Una quota che sale al 33% nel manifatturiero, dove l'orientamento green si conferma un driver strategico per il made in Italy, traducendosi in maggiore competitività, crescita delle esportazioni, dei fatturati e dell'occupazione. Nel manifatturiero il 46% delle imprese che investono in tecnologie verdi esporta, contro il 27,7% delle imprese non investitrici; il 35,1% delle imprese green ha aumentato il fatturato nel 2015 a fronte del 21,8% delle altre; il 33,1% ha introdotto innovazioni, contro il 18,7% delle altre.

Alla green economy, conferma il rapporto, si devono inoltre quasi 3 milioni 'green jobs', ossia occupati che applicano competenze 'verdi', il 13,2% del totale nazionale, destinata a salire ancora entro dicembre. Un'economia 'verde' grazie alla quale quest'anno, aggiunge il rapporto, arriveranno 249 mila assunzioni tra green jobs, pari al 44,5% della domanda di lavoro non occasionale. Quota che sale fino al 66% nel settore ricerca e sviluppo.

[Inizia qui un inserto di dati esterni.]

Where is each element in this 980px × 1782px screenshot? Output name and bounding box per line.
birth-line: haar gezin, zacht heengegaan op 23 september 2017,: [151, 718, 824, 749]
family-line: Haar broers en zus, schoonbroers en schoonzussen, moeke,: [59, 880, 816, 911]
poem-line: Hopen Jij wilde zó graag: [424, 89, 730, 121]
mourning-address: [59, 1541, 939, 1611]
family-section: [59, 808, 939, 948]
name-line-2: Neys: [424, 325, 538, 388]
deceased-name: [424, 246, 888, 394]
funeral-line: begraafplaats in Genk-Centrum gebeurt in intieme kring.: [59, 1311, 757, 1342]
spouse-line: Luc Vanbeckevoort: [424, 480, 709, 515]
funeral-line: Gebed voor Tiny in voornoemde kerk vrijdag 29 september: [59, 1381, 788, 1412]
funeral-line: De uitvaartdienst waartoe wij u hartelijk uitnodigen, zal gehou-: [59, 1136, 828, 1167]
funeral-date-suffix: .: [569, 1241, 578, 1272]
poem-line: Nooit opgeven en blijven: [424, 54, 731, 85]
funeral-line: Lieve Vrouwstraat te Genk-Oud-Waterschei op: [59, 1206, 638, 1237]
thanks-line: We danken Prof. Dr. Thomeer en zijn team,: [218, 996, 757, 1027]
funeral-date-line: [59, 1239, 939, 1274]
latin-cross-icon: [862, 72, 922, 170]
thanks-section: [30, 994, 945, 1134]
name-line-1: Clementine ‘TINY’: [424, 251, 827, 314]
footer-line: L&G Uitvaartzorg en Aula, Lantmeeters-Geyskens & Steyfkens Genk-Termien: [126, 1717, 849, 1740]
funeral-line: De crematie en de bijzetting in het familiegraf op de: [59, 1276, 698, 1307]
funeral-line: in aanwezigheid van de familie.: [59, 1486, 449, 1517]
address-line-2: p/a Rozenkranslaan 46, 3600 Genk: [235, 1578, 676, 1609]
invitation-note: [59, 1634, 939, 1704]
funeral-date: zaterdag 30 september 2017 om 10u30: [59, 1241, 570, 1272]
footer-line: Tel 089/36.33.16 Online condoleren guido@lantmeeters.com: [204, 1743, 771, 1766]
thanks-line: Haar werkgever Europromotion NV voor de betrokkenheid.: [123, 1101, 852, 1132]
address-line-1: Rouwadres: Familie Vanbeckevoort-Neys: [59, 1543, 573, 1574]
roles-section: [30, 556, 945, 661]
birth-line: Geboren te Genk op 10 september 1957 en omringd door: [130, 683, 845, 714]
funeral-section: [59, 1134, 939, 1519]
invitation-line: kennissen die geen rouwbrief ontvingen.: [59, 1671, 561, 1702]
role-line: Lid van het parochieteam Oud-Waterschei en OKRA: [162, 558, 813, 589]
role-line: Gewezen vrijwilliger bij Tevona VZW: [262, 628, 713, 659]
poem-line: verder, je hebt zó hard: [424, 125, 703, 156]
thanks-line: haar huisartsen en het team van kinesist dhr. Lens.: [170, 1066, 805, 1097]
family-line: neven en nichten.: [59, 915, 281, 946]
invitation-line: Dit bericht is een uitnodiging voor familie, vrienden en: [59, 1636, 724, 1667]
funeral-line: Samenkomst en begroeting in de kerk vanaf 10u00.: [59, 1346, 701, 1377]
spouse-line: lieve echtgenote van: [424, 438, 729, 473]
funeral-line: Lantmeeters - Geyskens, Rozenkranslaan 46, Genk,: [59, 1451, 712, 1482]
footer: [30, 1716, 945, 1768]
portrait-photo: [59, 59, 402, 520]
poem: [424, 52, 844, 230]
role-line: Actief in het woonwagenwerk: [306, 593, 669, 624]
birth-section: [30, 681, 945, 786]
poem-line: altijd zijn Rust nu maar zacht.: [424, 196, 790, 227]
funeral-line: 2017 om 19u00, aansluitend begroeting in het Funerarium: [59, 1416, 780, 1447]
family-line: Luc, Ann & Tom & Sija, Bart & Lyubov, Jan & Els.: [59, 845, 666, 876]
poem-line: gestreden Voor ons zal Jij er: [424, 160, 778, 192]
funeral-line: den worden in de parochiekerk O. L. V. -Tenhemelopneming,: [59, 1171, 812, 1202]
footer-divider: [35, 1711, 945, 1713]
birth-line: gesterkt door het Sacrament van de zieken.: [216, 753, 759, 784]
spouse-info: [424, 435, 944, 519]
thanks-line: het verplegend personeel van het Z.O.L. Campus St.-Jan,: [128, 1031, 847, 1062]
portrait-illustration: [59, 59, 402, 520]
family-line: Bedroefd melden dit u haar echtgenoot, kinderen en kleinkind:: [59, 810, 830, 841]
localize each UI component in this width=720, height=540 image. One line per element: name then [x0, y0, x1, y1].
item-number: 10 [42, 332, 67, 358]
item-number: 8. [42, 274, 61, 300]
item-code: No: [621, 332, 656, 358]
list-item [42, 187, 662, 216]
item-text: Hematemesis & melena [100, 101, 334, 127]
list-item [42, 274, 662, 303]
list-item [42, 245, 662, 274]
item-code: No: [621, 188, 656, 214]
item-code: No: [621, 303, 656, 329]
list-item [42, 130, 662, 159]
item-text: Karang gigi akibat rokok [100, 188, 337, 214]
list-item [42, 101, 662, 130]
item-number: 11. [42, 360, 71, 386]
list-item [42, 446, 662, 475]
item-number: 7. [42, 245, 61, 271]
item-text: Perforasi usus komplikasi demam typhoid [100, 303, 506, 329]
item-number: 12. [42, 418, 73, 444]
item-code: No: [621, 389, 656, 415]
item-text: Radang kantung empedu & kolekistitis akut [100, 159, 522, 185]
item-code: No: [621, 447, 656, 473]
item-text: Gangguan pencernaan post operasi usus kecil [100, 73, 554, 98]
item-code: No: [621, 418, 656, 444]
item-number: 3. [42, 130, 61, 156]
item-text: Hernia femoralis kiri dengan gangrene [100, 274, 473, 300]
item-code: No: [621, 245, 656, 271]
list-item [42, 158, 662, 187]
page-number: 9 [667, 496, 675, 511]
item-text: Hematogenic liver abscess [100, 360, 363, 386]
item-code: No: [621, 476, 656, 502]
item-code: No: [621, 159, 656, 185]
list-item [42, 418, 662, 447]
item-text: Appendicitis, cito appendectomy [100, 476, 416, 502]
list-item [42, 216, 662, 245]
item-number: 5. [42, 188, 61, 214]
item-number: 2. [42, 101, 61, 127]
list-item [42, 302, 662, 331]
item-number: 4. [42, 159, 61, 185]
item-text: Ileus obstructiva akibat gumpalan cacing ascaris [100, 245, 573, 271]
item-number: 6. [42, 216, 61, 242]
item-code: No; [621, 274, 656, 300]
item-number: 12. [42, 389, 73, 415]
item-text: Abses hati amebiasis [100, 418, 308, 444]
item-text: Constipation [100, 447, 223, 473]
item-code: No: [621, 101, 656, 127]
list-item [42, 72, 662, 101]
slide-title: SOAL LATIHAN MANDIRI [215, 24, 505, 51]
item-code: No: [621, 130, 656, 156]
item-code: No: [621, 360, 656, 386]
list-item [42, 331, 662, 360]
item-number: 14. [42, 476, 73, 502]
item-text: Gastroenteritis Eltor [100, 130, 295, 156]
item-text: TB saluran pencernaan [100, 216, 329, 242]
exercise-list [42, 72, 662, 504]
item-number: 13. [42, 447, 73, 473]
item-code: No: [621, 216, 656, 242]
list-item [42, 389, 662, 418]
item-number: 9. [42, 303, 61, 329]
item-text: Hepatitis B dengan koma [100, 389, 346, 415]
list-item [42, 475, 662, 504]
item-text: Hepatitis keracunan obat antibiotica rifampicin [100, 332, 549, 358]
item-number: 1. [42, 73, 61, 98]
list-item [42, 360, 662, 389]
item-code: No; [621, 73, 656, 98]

Quanto al contributo dei green jobs al prodotto lordo del Paese per il 2015 dovrebbe essere pari a 190,5 miliardi di euro, il 13% del totale complessivo.

''Le imprese che hanno investito nel green e continuano a farlo - ha detto il presidente di Fondazione Symbola, Ermete Realacci - dimostrano che il nostro posto nel mondo non è quello della competitività a bassi prezzi ma della qualità, fatta di attenzione al capitale umano, di bellezza, innovazione e sostenibilità; investendo green - ha concluso - le aziende diventano più sostenibili e soprattutto più competitive e aprono un sentiero che va verso il futuro'' . Numeri del rapporto commentati con soddisfazione dal presidente di Unioncamere, Ivan Lo Bello. ''I dati dimostrano una volta di più che la scelta green paga - ha detto - questo modello di sviluppo si sta rivelando uno strumento prezioso per intercettare nuovi stili di consumo e di vita basati su una maggiore domanda di sobrietà, attenzione alla giustizia sociale e equità, stili emergenti che stanno portando verso un'accelerazione dell'economia circolare''. Il presidente di Unioncamere ha poi puntualizzato la connessione della greeneconomy con la digitalizzazione, due fronti sui quali le Camere di commercio sono fortemente impegnate.

''L'innovazione passa anche dalla digitalizzazione - ha ricordato - non è un caso le imprese green siano anche quelle maggiormente digitalizzate; basti pensare che 4 su 5 sono presenti sul web, hanno processi digitalizzati e puntano sulle digital skills, contro poco più della metà delle imprese non green''.

''Il settore ambientale sta diventando determinante per tutta l'economia e i numeri di oggi confermano questo trend, come anche la leadership in Europa dell'Italia'' ha detto il ministro dell'Ambiente, Gian Luca Galletti spiegando che ''nel pacchetto Industria 4.0 c'è una buona parte di settore ambientale, vuol dire che tutti quegli investimenti che vanno nel senso dell'economia circolare godono del super ammortamento del 250%; credo che sia una grande spinta agli investimenti verdi e vuole dire che tutto quello che è ricerca e sviluppo in campo ambientale è possibile per le aziende dedurlo non con il 5% ma con il 25%. Credo che sia uno strumento fortissimo per avviare dopo Parigi l'economia circolare nel nostro paese''.

Galletti ha poi ricordato che ''in questi anni il ministero dell'Ambiente è diventato sempre più traversale nella strategia del governo ma soprattutto è cambiata la cultura ambientale. Oggi - ha concluso - le aziende hanno capito che fare politiche ambientali conviene dal punto di vista economico e anche dal punto di vista commerciale visto che il consumatore dà sempre più importanza agli aspetti di produzione ambientale''.